Los informes recientes sobre las redes ilegales urbanas muestran el crecimiento de la delincuencia juvenil. En Medellín, la Corporación para la Paz y el Desarrollo Social informa que existen 350 ‘combos’ que involucran entre 8.000 y 10.000 miembros, el 40% menores de edad. En Cali, la Personería informa que existe una tendencia creciente en el surgimiento de pandillas: en 1992 existían 10, hoy 134 (algunas de ellas correspondientes a los estratos 5 y 6), y de seguir esta tendencia, para el año 2022 existirían 201.

Por otra parte, el caso del sistema penitenciario y los centros de reclusión de adolescentes son alarmantes. Según el Inpec, casi el 50% de las 117.000 personas en el sistema penitenciario están en el rango de edad comprendido entre los 18 y los 29 años.

El Observatorio del Bienestar de la Niñez informa que el Sistema de Responsabilidad Penal Adolescente en septiembre del 2012 registraba 24.005 adolescentes, con un incremento promedio anual del 13,8%.


Los dos casos muestran la pérdida en la productividad del país (e.g. cada adolescente en un centro de reclusión cuesta 1’200.000 pesos al mes), no solo por no prevenir, sino por no reducir y corregir con un enfoque integral el rumbo de quienes delinquen.

No solo son las condiciones del hacinamiento en los centros de reclusión, sino las debilidades estructurales en las políticas sociales que acompañan un proceso de rehabilitación y reintegración. ¿Cuáles son las oportunidades para que esta masa de jóvenes, tanto en el sistema penal adolescente como en los centros carcelarios, cambie el rumbo en la mitad de su vida y se conviertan en los ciudadanos que necesitamos?
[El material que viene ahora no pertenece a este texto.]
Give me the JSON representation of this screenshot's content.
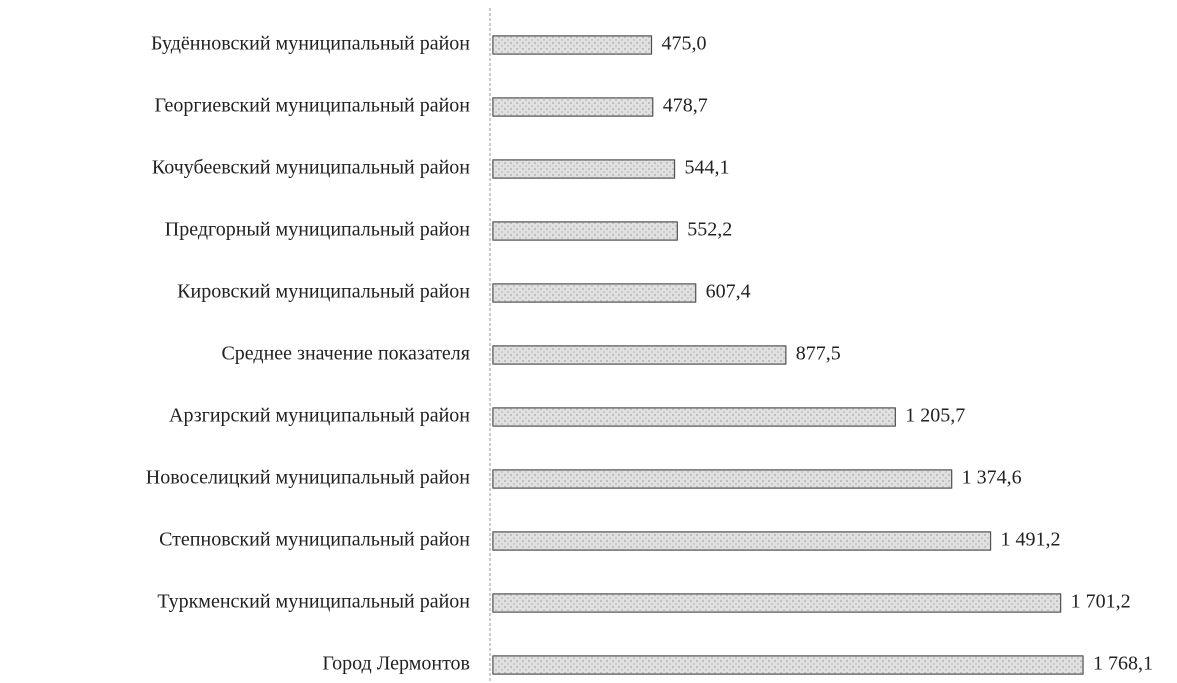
{
  "chart_data": {
    "type": "barh",
    "categories": [
      "Будённовский муниципальный район",
      "Георгиевский муниципальный район",
      "Кочубеевский муниципальный район",
      "Предгорный муниципальный район",
      "Кировский муниципальный район",
      "Среднее значение показателя",
      "Арзгирский муниципальный район",
      "Новоселицкий муниципальный район",
      "Степновский муниципальный район",
      "Туркменский муниципальный район",
      "Город Лермонтов"
    ],
    "values": [
      475.0,
      478.7,
      544.1,
      552.2,
      607.4,
      877.5,
      1205.7,
      1374.6,
      1491.2,
      1701.2,
      1768.1
    ],
    "value_labels": [
      "475,0",
      "478,7",
      "544,1",
      "552,2",
      "607,4",
      "877,5",
      "1 205,7",
      "1 374,6",
      "1 491,2",
      "1 701,2",
      "1 768,1"
    ],
    "color": "#d4d4d4",
    "edge_color": "#333333",
    "xlim": [
      0,
      2050
    ]
  }
}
Las transformaciones sociales no se dan por ósmosis, o son solo temas relativos a la pobreza o al control militar. Si bien la infancia es muy importante, la juventud es el periodo crítico donde se definen el proyecto de vida y la ciudadanía activa. Sin una juventud formada, empoderada y ocupada en construir el país que queremos, no hay paz sostenible ni prosperidad equitativa.

Así como el país le ha apostado al tema de infancia, hoy, con sentido de emergencia, debe apostarle también a la renovación de su apuesta por sus jóvenes, uno a uno. Necesitamos garantizar que cada joven cuente.